Each time, he rushed over to crews carrying victims on stretchers to examine bodies being brought past. But none of those recovered so far were those of his son Dmytro, 37, daughter-in-law Alyona, 38, and granddaughter Sofia, aged nine.

“My son, daughter-in-law and granddaughter are here,” Yavorskyi said. “They’ve been killed here, all three of them. Within a second.”

Yavorskyi, a veteran of the military, was assuming the worst. The family lived on the first (U.S. second) floor of the apartment and rescuers told him they had detected no signs of life in the rubble of a collapsed entrance to the building.

“No, again, that’s not it,” he said after hurriedly checking a new victim being brought out. “That’s an elderly person. It’s not him.”

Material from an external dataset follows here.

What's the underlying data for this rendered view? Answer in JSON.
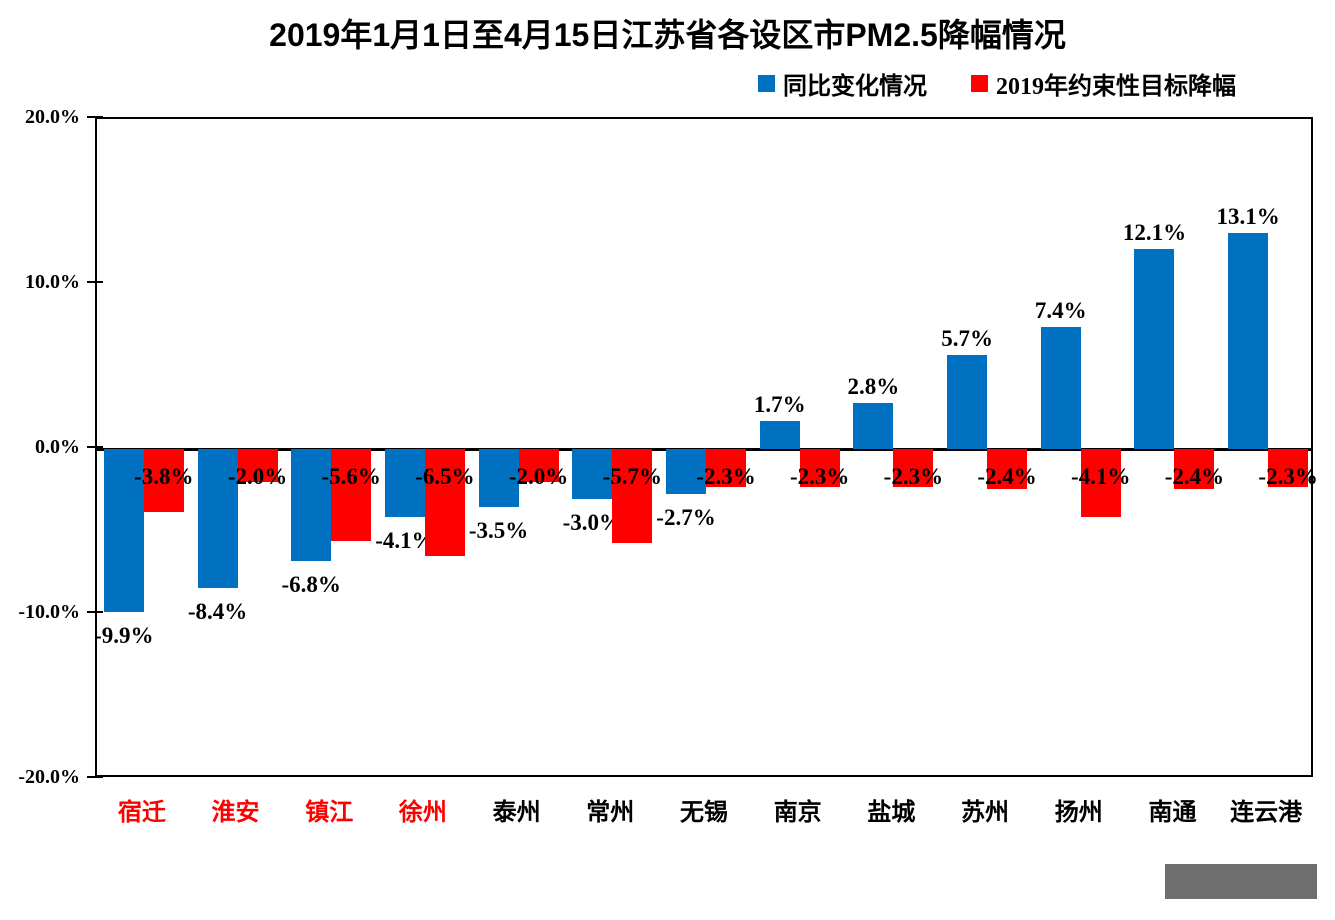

Around him, crews clambered up and down vast piles of smouldering rubble and made their way through twisted metal and debris. Cranes shifted slabs of concrete out of the way to enable rescuers to sift through the mounds.

Yavorskyi, clad in a simple green raincoat and woollen hat against the damp and cold, lost patience.

“Right from the very collapse of the Soviet Union in 1991, he had a single goal — to destroy our great country, Ukraine,” he said, referring to Russian President Vladimir Putin.

“That’s why I want all of Russia die along with Putin. Everyone will now hate them all for 100 years. He will never stop. Not until he destroys all of Ukraine.”